Now that I knew design was actually the cause for delays, the solution to my problem was not to hire more engineers (which might have even made the problem worse with more work for the designer), but to start building a design team.

Engineering leads need to look at the whole product process (together with the responsible stakeholders) and not just at engineering in isolation. What I did was a very simple (but, in this case, effective) form of value stream mapping. Our self-improvement at SoundCloud continued. You can read Phil Calcado’s excellent post about the organizational aspects of microservices at SoundCloud.

The Best Engineering Leads Will Stop and Assess the Situation

Continually assessing situations in a holistic way isn’t just the job of an engineering lead — everybody involved should take responsibility. But, in my experience, the problem usually surfaces in engineering because when things are not moving fast enough (and when do they ever?) management’s first reaction can be to throw more engineers at the problem so more work will get done, but also (and this is the not so nice scenario), management thinks the engineers are not working hard enough. Other common responses from management include reorganizing the teams or adopting new methodologies. However, as an engineering leader, you are a lot like a doctor: you need to diagnose the illness before treating the symptoms.

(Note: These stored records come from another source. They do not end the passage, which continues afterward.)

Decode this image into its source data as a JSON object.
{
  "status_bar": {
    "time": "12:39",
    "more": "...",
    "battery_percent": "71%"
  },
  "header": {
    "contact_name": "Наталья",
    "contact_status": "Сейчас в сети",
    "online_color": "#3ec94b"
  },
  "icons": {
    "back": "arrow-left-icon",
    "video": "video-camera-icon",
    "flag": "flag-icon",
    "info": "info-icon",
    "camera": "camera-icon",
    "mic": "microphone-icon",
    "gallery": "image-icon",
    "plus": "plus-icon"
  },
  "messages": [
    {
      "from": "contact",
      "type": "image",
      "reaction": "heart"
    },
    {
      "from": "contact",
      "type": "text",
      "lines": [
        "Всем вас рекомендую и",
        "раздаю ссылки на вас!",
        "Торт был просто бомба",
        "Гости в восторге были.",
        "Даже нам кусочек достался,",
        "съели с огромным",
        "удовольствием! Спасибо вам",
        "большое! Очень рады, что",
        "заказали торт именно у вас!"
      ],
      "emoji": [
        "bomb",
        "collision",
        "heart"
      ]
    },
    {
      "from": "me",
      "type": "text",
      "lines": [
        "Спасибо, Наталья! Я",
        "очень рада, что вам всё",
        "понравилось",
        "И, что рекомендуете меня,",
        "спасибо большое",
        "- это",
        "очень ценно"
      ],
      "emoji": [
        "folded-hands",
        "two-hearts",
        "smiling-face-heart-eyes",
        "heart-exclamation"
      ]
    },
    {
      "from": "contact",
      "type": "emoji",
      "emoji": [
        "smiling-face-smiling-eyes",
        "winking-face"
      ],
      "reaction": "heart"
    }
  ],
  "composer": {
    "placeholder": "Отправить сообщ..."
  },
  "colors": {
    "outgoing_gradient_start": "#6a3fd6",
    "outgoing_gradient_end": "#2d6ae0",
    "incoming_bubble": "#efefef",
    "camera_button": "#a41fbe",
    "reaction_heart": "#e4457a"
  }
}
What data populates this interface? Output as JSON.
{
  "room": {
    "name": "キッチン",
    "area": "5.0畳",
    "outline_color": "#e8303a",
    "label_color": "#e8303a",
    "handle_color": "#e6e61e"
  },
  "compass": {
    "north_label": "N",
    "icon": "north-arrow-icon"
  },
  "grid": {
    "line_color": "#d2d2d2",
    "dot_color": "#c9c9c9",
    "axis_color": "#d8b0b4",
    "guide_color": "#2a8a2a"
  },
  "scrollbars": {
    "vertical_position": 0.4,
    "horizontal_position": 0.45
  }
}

Engineering leaders need to look at the whole value chain and to sit with the leaders from affected departments to review at the problem. The solution to a problem might not be to hire more people (which a lot of startups do), but to organize product development in a better way. And if you have to hire, it might mean that you have to move headcount around. When everyone has the same goal goal — delivering more business value — shifting headcount from engineering to design or to recruiting shouldn’t be an issue. Afterall, the goal is more business value, not having the biggest department. So, when I realized our problem at SoundCloud wasn’t going to be fixed by adding more engineers, we created a design team. But this was just the first step towards a better setup.

Even after creating a larger design team, it remained isolated from other departments and was not fully integrated with our workflows. The problems of turnaround and wasted resources were exacerbated by the increasing risk of misalignment between product, design, and engineering. Therefore, the next logical step was to improve the organization by creating a delivery team per product.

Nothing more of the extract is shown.